I'm not sure, but one would think that @safe code wouldn't need any
extra information about the union. I wouldn't know how to
differentiate between them though during runtime. Probably someone with more experience with the compiler would know more about that
kind of thing.

You can identify safe functions with
https://dlang.org/phobos/std_traits.html#isSafe
or
https://dlang.org/phobos/std_traits.html#functionAttributes

All I meant was that I don't know enough about what the compiler does with built in types to make this work. It almost sounds like we would need a safe union and unsafe union type and do some extra stuff for the
unsafe union, but I'm just starting to learn about this stuff.

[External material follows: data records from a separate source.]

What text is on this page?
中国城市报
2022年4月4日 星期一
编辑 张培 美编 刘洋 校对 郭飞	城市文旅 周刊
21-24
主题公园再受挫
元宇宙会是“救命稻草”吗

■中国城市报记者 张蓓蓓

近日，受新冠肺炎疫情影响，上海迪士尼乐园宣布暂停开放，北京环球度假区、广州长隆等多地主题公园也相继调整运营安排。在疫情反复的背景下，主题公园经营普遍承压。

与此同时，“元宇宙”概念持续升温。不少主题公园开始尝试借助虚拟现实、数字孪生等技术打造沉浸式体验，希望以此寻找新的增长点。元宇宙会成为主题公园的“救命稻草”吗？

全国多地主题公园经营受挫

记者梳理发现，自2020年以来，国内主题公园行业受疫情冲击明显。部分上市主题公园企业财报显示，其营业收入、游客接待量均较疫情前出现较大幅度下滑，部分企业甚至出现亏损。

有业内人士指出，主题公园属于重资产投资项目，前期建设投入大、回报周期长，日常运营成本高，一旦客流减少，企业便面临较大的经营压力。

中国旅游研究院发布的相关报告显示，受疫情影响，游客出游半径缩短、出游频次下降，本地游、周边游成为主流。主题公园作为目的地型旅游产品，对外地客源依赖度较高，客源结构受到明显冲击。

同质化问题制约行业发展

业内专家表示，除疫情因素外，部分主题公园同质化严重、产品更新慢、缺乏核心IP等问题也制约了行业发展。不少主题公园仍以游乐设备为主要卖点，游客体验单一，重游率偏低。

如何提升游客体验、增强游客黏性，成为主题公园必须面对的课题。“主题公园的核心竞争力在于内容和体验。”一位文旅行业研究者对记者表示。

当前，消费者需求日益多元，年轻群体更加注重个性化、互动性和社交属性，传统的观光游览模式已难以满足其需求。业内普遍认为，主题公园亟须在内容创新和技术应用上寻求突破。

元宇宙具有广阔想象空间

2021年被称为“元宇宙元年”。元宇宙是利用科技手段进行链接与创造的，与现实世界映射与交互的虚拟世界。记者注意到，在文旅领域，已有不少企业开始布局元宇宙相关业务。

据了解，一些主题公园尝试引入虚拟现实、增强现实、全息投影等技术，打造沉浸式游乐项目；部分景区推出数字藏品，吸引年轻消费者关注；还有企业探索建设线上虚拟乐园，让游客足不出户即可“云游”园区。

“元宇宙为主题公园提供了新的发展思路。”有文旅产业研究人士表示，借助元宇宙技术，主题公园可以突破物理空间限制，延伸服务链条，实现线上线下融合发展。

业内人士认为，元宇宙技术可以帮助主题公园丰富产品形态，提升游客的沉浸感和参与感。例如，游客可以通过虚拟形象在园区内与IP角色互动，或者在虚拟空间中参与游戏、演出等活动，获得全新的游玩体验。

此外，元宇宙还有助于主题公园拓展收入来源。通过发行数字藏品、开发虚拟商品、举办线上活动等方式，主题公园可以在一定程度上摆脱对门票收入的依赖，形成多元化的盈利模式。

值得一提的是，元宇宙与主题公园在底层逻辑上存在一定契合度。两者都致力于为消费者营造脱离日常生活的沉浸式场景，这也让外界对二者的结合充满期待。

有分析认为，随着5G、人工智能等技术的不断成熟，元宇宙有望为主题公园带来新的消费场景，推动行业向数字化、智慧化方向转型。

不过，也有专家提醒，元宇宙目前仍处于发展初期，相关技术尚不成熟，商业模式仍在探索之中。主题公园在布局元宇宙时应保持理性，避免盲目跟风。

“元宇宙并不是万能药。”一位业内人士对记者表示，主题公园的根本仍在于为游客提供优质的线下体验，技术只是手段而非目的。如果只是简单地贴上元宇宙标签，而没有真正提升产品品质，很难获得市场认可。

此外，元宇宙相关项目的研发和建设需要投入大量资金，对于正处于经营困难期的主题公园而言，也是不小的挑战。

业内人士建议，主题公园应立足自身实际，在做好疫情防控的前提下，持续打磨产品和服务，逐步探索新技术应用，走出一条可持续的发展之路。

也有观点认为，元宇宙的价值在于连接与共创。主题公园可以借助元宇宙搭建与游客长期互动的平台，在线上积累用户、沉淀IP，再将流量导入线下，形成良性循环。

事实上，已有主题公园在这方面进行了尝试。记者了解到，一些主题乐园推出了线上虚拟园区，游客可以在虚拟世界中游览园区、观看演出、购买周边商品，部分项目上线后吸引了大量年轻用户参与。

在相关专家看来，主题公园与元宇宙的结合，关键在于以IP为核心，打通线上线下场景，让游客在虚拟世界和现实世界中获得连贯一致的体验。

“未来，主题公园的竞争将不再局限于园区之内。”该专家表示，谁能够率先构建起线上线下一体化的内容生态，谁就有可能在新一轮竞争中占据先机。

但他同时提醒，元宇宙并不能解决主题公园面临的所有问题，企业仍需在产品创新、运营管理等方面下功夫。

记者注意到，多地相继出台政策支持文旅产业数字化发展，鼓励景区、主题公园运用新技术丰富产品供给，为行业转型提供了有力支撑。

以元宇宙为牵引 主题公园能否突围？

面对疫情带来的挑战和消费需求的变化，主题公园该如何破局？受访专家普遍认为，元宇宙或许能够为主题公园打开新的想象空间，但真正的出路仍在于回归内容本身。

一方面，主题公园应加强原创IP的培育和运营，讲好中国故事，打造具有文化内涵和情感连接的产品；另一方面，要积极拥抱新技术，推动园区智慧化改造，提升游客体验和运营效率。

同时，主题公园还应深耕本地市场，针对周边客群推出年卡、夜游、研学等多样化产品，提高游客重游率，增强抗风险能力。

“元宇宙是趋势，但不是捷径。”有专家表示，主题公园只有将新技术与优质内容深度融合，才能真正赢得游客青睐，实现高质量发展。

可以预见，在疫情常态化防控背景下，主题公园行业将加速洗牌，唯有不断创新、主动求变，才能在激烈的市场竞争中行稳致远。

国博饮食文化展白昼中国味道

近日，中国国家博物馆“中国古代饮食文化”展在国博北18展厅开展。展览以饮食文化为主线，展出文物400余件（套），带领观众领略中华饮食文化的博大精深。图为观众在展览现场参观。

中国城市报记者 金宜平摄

I'd note that a union without pointers doesn't hurt precise scanner,
it's only the ones with pointers that are bad.


Ones that have only pointers are probably OK too. Though I'm not sure if a precise scanner takes into account the type of the pointer. I would expect it to use embedded typeinfo in target block.

-Steve

Because of void* and classes, the GC MUST be able to find out what type was actually allocated, or at least its pointer bitmask.